О, как далек сейчас был Паша от того, чтобы на себя примерять апостольские одежды! Как чувствовал свою бесконечную вину, и жаждал освобождения, и имел надежду на милость!
— О Господи, — взмолился он, — ум мой, лукавый и развращенный, через который проникает зло и который я никак, никак не умею обуздать, — смири! Невинности ума жажду! Только сокрушенное сердце оставь во мне!
И, измученный и просветленный, поник главою, весь дрожа напряженной, натянутой струной, дабы услышать ответ:
— Павел!
Паша поднял голову и увидел отца Владимира.
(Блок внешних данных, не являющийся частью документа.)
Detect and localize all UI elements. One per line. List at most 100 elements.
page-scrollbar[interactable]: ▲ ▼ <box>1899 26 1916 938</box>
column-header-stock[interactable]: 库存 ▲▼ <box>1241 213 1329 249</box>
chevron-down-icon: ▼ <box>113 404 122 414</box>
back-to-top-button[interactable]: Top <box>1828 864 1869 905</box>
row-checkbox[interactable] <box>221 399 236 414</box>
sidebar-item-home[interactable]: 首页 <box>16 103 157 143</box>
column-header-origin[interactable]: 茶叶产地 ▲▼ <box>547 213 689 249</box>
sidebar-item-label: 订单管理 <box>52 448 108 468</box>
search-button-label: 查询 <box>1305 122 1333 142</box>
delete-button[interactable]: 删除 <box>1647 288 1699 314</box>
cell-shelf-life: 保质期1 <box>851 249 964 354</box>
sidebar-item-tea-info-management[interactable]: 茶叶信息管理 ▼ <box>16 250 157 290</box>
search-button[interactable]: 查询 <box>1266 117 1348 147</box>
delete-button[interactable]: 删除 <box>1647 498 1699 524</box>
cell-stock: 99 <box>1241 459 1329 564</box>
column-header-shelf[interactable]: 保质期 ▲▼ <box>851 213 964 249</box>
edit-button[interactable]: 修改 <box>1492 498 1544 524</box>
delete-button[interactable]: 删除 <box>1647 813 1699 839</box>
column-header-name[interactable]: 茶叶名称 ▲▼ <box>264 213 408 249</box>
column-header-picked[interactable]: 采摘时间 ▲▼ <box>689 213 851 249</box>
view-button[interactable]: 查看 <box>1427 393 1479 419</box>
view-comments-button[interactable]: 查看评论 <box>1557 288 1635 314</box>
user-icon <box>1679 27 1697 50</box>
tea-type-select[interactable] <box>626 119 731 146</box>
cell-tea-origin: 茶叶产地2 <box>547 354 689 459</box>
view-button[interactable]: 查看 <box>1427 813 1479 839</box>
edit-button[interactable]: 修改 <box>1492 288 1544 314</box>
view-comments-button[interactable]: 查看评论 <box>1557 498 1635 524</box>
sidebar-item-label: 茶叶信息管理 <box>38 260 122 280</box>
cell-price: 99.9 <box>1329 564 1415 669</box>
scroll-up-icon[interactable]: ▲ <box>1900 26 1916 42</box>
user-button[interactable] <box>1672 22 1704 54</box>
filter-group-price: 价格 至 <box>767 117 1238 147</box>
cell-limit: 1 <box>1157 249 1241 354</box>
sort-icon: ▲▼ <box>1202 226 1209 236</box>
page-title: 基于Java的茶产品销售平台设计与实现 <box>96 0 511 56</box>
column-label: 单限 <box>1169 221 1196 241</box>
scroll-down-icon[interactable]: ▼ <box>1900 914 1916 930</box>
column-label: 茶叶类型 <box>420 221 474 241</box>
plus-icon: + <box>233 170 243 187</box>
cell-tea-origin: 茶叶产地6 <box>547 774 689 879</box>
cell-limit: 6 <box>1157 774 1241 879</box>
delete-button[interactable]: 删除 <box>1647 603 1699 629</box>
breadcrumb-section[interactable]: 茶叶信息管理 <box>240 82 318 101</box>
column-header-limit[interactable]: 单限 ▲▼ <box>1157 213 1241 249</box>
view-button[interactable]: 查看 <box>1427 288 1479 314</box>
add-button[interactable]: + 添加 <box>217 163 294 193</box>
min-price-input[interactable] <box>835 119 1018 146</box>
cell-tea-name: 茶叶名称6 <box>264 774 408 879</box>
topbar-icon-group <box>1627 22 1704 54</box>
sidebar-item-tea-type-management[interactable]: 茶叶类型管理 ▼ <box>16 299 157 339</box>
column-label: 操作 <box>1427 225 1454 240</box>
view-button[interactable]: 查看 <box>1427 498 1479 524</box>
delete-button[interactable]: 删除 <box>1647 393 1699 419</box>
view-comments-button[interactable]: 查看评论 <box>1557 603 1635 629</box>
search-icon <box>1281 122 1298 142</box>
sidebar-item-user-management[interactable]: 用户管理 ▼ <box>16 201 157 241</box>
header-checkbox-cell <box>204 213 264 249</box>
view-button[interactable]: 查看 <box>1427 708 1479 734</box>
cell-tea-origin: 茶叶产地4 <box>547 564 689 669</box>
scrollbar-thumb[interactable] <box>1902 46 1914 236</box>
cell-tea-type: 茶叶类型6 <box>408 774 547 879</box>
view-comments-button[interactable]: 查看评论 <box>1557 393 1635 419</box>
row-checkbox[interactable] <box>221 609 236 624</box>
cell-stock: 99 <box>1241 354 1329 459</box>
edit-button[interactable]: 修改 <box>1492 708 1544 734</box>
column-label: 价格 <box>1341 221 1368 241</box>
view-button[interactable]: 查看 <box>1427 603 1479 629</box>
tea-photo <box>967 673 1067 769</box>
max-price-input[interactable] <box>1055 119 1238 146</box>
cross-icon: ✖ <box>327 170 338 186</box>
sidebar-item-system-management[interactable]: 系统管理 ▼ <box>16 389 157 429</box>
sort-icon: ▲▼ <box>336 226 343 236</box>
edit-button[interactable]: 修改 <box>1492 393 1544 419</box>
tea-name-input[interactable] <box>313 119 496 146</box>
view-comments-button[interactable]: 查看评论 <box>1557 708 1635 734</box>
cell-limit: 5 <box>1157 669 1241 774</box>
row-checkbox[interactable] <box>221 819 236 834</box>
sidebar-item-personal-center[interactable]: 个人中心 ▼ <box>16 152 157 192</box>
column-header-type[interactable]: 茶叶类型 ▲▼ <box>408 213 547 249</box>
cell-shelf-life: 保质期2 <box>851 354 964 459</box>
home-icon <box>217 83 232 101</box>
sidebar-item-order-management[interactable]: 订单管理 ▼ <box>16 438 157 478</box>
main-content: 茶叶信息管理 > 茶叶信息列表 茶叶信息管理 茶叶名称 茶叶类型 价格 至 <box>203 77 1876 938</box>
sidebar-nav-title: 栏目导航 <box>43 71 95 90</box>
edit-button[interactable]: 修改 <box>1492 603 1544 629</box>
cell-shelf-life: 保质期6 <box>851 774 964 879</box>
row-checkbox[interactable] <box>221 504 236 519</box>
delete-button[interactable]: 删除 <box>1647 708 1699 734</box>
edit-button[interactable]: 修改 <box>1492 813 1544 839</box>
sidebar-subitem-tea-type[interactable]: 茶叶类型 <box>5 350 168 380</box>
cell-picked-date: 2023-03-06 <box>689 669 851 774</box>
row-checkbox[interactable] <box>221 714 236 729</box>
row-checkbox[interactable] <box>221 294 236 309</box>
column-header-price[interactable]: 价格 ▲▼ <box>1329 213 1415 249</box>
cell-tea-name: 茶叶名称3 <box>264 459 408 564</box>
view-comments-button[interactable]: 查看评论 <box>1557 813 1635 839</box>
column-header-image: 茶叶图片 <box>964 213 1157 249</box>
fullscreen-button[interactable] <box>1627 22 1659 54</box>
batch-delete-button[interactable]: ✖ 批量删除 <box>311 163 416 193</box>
— Как я рад! — сказал игумен. — Ты что же, с автобусом?
Не в силах удивляться далее, Паша поглядел на свои пыльные башмаки и разжал судорожно сведенные пальцы — на ладони лежал смятый квиток.
— Значит, с автобусом, — кивнул.
Монастырь, в котором Паша провел прошлый год, так и не дойдя до исповеди, обновился и похорошел. Сверкали свежей побелкой стены колокольни и храма. Отец Владимир, будто угадав настроение, умолк.
— Жених погиб в Чечне, и повсюду — гибель, — лихорадочно торопясь, словно боясь отступить, выговорил Паша. — Мне необходимо исповедаться.